A proof contain four sections which have number lines (sections 1 and 3) which tell us which line we are on, an argument with a conclusion (section 2), and the proof itself (section 4)

HOW TO APPROACH A PROOF
Now that we know what the sections are for and what the basic format of the proof looks like, I’ll explain what do in order to get to the final step, actually solving the proof (which we will need the inference and replacement rules to solve.)




That is it for the introduction to proofs… not that difficult I hope. I’m very sure I didn’t explain things clear enough, so please ask if you are confused with any part of this. Now a brief spiel on inference rules.


INFERENCE RULES

At the beginning, we talking about recognized deductive techniques. Those recognized argumentative methods are embodied in Inference rules, which means that a specific conclusion can be inferred when certain premises are given for each inference.

There are 4 primary inference rules to begin with (i.e. Disjunctive Syllogism, Hypothetical Syllogism, Modus Ponens, and Modus Tollens. You have to be very familiar with these rules to move onto the next four inference rules and the two “short cut” proof methods.

The best way to cover inference rules would be to introduce a typical argument. Then we can reduce that argument to logical elements, and then reveal the inference rule in detail.

For all intensive purposes, I’m going to break the four major rules down into two symposiums.

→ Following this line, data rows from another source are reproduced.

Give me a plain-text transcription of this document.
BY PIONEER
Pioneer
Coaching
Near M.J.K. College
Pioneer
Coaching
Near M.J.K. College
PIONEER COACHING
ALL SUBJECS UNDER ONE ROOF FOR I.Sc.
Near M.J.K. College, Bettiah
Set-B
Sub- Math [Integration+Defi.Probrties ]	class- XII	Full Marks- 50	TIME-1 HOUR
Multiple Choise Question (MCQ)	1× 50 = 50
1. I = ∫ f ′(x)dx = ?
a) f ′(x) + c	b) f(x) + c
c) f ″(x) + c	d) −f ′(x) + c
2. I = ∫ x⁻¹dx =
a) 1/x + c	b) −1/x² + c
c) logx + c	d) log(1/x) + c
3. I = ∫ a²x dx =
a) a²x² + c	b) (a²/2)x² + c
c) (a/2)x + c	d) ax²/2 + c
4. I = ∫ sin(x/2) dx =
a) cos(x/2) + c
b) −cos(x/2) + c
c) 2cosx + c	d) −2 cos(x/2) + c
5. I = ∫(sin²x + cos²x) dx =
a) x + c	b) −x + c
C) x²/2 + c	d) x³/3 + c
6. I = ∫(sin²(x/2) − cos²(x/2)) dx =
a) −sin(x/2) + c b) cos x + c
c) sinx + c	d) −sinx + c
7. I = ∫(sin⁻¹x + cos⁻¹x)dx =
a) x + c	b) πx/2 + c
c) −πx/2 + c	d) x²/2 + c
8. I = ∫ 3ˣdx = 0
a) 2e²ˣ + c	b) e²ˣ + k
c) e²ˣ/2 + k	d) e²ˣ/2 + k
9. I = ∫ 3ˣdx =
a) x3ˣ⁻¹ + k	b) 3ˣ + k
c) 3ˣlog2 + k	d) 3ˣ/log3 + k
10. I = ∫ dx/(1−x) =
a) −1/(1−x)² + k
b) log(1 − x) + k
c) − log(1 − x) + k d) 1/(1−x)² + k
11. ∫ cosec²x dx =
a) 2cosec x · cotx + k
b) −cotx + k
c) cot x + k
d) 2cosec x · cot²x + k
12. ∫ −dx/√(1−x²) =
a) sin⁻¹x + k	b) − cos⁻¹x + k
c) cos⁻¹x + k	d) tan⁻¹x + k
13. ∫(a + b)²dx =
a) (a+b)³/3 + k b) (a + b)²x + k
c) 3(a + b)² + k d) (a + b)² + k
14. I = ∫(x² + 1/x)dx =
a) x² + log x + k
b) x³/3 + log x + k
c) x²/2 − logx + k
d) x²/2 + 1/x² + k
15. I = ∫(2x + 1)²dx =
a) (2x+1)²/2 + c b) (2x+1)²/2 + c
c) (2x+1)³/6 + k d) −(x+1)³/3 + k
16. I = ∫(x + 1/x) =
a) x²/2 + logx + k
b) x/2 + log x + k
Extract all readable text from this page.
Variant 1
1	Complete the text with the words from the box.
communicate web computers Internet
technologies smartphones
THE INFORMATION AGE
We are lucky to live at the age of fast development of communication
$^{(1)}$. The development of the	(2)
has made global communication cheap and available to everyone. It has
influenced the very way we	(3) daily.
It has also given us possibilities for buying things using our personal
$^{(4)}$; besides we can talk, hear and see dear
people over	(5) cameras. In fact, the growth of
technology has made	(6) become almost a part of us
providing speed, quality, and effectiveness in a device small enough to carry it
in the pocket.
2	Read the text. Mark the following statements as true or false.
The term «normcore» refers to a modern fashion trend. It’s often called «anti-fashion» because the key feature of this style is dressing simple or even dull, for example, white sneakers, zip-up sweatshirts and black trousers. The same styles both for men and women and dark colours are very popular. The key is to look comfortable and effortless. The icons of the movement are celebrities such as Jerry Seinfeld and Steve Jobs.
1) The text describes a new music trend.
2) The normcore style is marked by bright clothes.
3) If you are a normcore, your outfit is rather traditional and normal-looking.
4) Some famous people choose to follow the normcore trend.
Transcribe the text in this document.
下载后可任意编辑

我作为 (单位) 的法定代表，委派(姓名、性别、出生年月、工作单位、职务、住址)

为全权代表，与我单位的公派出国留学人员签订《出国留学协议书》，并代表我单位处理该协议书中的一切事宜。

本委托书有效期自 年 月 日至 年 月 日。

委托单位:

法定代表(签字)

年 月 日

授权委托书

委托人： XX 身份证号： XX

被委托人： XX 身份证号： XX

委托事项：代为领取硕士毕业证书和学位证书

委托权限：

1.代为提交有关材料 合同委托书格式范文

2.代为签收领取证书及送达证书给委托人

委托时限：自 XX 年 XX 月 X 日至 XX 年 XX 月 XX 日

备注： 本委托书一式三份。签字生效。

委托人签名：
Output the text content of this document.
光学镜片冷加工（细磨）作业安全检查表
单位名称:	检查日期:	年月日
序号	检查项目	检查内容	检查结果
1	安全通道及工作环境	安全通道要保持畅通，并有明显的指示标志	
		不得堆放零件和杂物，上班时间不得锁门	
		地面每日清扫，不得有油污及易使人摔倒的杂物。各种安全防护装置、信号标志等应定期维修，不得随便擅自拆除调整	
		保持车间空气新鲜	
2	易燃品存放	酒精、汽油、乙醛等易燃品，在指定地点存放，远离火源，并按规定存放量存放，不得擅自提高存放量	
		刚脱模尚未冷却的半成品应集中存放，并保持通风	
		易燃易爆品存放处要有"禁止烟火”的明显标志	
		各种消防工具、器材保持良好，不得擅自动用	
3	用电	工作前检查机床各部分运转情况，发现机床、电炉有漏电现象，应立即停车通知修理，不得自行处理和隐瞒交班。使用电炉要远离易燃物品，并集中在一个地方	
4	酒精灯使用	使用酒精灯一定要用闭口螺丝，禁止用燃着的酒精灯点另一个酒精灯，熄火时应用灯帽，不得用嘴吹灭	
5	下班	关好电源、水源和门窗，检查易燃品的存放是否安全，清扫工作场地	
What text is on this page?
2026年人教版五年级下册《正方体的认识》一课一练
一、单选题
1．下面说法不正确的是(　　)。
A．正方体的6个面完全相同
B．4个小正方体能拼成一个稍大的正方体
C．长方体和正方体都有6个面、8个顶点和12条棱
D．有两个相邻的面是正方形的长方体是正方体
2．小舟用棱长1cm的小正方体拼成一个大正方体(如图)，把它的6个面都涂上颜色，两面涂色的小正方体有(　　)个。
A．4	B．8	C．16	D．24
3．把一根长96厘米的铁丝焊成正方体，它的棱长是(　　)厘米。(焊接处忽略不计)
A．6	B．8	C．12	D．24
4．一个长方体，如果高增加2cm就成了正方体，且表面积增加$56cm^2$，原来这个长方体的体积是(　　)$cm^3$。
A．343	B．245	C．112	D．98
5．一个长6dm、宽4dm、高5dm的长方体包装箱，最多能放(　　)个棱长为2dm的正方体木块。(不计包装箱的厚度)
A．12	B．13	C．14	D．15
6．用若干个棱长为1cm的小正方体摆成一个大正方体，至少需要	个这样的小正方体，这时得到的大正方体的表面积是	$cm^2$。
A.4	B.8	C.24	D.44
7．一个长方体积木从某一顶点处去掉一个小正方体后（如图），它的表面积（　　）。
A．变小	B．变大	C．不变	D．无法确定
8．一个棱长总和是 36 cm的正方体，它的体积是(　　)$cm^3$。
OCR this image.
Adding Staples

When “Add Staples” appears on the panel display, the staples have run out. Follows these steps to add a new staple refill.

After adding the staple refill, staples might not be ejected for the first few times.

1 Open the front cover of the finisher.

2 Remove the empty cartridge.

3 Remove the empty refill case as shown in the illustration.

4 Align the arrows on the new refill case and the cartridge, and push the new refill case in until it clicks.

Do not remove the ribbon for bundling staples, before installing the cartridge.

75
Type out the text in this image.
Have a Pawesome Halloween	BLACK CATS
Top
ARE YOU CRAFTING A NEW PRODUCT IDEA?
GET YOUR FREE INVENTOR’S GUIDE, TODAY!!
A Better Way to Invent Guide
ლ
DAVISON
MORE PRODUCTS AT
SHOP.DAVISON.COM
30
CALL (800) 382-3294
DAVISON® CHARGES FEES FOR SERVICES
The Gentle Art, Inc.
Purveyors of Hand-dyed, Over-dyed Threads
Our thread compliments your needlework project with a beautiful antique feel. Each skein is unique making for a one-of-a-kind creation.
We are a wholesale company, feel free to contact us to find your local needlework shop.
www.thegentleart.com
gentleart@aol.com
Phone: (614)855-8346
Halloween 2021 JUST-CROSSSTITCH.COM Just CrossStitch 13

That’s pretty much it for the introduction to proofs and inference rules. As always, if you have any questions, don’t hesitate to ask because I am happy to respond. Also, if it seems vague, it probably is, so please inform me if I could clarify it a bit more... or if I’m wrong.

[VideCorSpoon]

Conclusion Function
When setting up a proof, we put down the argument in the second section. But remember that we also put the conclusion in that proof, but we did not give it its own line. Why? We did this because the entire proof is meant to prove the conclusion. Simply, the conclusion cannot be part of the solution. We put the conclusion at the end of the last argument line to remind us of what we have to prove. We know we have successfully completed the proof when we can finally derive a conclusion that matches the desired conclusion in the second section.



In the example above, we see where the second section conclusion reminder is, and how the final derivation line has the same sentence (i.e. ~H) and we got that final derivation by going through the inference and replacements in order to get there.

It dawns on me that people may not understand why we do proofs in the first place. This is probably the most useful answer. A proof can be solved in any number of ways to get a conclusion (usually). But the simpler the proof (i.e. the shorter the proof length) the more coherent the argument.) If you have to do all sorts of inferences and what not’s to derive a conclusion from 40 something lines, the argument probably isn’t that coherent. There’s more to it, but that is just one advantage to these proofs.

[Arjen]

This is an interesting post. I am used to very different notations. It give me a chance to see which is more clear, or which I like best.

[VideCorSpoon]

Im glad you find it useful. Actually, if you feel like it, could you post the different notations you are familiar with. I think that is one aspect I have not documented, which is the different notations for connectives and the different proof formations and why you find them easier. I think others will find it especially valuable.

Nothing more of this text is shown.